FROM docker.io/library/ruby:3-bookworm
RUN gem install nanoc kramdown nokogiri
COPY . /build
WORKDIR /build
RUN nanoc
FROM docker.io/library/busybox:1.37.0-glibc
RUN adduser -D static
USER static
WORKDIR /home/static
COPY --from=0 /build/output .
CMD ["busybox", "httpd", "-f", "-v", "-p", "11245"]
To be as transparent as a freshly polished jellyfish - I originally used webrick, and struggled to have it listen on something other than localhost. I’d like this option more if the busybox image shipped with only the httpd code (rather than an entire toolbox). But it works, and it’s all behind ingress-nginx (which is not to be confused with nginx-ingress.
BGP and public addresses
Just as an experiment, I popped over to my ISP’s control panel and assigned myself some /64s I could use for the pod address range and service address range.
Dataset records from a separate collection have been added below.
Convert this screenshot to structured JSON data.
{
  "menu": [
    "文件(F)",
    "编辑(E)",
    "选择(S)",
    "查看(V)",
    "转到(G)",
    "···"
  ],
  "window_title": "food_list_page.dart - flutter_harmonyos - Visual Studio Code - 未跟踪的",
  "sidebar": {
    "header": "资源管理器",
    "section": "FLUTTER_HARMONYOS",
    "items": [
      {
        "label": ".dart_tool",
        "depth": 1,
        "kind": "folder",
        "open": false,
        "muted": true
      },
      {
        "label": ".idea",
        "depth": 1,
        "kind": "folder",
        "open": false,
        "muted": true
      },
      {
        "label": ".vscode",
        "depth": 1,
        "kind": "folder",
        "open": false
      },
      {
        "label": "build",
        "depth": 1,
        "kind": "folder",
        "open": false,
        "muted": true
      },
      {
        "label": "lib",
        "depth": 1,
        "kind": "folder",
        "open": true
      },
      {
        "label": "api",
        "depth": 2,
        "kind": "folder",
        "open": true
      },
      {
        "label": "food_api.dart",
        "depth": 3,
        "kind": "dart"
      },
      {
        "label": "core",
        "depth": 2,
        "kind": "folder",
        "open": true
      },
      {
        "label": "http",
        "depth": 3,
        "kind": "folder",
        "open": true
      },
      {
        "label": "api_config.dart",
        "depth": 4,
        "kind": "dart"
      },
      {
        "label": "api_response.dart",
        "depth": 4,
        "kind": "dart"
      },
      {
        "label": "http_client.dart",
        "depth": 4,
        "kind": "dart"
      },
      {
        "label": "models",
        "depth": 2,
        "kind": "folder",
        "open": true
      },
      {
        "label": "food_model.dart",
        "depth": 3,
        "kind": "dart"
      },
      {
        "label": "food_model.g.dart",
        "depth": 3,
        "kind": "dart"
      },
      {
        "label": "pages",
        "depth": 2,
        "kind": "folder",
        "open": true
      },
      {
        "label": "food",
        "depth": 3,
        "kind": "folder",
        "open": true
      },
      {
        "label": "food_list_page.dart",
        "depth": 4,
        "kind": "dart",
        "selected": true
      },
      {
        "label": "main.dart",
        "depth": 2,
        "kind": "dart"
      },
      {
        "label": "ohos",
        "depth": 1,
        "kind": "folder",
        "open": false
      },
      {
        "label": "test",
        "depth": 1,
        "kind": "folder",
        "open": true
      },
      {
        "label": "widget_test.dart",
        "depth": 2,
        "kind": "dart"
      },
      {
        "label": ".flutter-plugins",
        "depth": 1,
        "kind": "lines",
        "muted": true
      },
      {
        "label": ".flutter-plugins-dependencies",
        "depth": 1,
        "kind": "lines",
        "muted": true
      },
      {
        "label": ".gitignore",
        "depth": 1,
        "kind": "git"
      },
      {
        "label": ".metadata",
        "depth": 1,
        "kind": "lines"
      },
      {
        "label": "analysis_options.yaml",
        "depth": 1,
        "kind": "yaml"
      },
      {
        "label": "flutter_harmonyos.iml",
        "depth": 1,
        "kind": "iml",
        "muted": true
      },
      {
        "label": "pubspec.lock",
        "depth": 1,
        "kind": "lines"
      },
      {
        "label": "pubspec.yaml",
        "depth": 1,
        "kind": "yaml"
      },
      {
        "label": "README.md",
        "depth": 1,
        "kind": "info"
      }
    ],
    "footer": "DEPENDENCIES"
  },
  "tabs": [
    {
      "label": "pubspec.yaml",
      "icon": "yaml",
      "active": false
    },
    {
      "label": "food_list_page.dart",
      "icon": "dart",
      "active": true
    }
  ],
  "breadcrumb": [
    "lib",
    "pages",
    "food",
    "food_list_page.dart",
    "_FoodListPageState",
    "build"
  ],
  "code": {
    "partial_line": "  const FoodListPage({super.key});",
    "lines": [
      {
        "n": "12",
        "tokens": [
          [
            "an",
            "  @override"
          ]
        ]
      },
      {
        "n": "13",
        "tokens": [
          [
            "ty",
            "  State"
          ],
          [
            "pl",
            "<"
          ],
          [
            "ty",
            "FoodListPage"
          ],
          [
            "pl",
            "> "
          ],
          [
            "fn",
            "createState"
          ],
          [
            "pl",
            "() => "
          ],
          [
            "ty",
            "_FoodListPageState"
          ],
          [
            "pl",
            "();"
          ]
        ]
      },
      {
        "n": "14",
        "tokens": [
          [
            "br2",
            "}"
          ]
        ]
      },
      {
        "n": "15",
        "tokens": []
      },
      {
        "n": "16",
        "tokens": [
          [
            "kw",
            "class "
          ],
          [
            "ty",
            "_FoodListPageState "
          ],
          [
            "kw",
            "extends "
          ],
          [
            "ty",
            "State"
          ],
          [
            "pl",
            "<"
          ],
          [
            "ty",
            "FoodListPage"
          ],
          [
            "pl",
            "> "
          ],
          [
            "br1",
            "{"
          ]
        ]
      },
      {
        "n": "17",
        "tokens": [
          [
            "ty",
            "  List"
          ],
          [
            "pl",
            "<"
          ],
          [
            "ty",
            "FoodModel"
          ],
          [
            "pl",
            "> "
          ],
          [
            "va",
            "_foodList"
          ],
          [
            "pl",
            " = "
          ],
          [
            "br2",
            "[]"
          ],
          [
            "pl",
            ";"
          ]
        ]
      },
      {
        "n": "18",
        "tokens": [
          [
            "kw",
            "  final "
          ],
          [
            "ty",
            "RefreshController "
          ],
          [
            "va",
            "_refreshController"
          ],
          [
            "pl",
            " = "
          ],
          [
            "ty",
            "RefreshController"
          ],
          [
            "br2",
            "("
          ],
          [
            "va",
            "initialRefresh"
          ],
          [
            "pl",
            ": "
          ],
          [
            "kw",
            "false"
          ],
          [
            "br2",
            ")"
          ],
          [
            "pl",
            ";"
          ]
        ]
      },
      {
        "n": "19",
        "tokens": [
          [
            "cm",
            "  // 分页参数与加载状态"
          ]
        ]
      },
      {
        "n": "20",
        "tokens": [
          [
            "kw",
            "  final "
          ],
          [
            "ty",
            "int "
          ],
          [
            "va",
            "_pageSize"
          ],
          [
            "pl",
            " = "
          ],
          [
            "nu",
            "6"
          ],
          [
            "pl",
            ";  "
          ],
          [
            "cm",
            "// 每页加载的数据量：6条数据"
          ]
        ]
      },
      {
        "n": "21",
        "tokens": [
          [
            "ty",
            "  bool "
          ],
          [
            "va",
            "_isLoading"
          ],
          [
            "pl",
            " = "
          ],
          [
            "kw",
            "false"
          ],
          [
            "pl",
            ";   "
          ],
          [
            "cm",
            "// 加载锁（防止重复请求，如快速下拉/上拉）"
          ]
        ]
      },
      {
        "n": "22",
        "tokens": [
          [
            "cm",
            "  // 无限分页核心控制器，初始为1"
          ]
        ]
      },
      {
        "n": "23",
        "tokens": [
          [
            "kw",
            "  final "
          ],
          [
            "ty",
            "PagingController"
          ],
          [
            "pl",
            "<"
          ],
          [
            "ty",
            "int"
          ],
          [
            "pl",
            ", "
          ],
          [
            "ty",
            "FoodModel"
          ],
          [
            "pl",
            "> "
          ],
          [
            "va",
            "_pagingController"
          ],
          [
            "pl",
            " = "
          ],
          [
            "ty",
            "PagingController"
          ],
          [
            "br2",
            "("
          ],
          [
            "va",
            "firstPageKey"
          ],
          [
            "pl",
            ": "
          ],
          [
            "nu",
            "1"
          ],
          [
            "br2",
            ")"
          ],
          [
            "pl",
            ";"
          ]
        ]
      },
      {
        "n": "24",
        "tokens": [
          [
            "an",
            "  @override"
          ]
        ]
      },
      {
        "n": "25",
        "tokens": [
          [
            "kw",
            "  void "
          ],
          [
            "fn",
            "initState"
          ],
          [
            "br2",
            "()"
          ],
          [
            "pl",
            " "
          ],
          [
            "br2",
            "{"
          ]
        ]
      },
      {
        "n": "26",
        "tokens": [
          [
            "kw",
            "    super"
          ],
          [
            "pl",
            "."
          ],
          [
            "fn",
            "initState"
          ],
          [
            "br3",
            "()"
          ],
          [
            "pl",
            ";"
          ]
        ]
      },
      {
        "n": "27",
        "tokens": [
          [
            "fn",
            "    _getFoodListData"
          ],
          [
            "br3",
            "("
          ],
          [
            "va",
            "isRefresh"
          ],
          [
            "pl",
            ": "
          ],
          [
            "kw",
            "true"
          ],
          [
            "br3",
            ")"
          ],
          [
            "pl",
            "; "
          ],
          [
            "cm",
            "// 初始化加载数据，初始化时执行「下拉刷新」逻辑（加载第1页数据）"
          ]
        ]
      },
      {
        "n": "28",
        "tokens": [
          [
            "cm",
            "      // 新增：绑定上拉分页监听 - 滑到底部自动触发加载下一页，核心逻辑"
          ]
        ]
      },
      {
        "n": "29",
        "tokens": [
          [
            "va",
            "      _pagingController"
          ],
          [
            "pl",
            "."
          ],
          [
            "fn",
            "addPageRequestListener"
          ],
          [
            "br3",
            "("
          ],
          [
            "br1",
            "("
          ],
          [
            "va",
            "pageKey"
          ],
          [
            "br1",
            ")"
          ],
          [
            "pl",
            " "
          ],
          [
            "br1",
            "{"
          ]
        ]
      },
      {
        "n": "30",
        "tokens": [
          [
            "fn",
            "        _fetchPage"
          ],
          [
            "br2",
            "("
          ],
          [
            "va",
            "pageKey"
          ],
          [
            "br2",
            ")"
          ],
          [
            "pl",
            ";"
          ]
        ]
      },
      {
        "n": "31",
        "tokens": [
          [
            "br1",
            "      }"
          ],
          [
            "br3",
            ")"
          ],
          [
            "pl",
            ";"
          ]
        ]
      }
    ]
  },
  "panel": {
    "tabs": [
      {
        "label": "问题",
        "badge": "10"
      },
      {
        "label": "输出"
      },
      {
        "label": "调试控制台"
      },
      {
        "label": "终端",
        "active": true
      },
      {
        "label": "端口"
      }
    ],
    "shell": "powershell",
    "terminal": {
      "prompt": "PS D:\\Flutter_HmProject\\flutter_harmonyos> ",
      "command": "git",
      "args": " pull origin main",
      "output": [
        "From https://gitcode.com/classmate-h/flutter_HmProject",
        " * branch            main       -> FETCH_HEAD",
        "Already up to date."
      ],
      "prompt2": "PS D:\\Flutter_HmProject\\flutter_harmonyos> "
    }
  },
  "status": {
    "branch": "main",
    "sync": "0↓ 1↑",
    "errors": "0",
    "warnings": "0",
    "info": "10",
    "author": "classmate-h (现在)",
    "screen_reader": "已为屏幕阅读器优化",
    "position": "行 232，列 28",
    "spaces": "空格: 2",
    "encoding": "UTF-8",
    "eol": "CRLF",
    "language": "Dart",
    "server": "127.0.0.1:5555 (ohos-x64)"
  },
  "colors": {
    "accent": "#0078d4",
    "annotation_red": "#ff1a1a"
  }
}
I don’t really need to be able to reach pods or service addresses - it’s all on port 443 after all. But I thought it would be interesting. Of course, the problem is that my router needs to know to route those /64s to the kubernetes host. I could add static routes, but that’s no fun. Let’s use BGP!
For calico to do this, it needs two things. The first is a BGP configuration that specifies our service address spaces and ASN used to talk BGP:
apiVersion: projectcalico.org/v3
kind: BGPConfiguration
metadata:
name: default
spec:
logSeverityScreen: Info
nodeToNodeMeshEnabled: true
nodeMeshMaxRestartTime: 120s
asNumber: 64512
serviceClusterIPs:
- cidr: 10.96.0.0/12
- cidr: 2001:8b0:ca70:32b1::/112
listenPort: 178
bindMode: NodeIP
The second is peer configuration that tells it who it should be speaking BGP to (and their ASN):
apiVersion: projectcalico.org/v3
kind: BGPPeer
metadata:
name: ruhuna
spec:
peerIP: "\[2001:8b0:ca70:32b2::1\]:178"
asNumber: 64512
Of course, we also need our router to speak BGP. I’m familiar with BIRD and Quagga, but as Ruhuna (my router) currently runs OpenBSD, the obvious choice is OpenBGPD:
AS 64512
router-id 192.168.1.254
neighbor 2001:8b0:ca70:32b2::2 {
remote-as 64512
local-address 2001:8b0:ca70:32b2::1
}
allow from ibgp
All set up, this gives my router (and all the hosts on my home network) visibility of the pod and service ranges within the cluster. Although for all the pod range is a /64 (2001:8b0:ca70:32b0::/64) - calico segments it into /122’s to reduce the number of routes in large deployments. The service range can’t be bigger than /122, so 2001:8b0:ca70:32b1::/64 is mostly wasted:
ruhuna# bgpctl show fib bgp
flags: B = BGP, C = Connected, S = Static
N = BGP Nexthop reachable via this route
r = reject route, b = blackhole route
flags prio destination gateway
B 48 2001:8b0:ca70:32b0:76f4:d124:e3ae:b100/122 2001:8b0:ca70:32b2::2
B 48 2001:8b0:ca70:32b1::/112 2001:8b0:ca70:32b2::2
Yggdrasil
Small note - the yggdrasil mirror is currently down as it binds to not-port-80. It’ll be back soon, ish.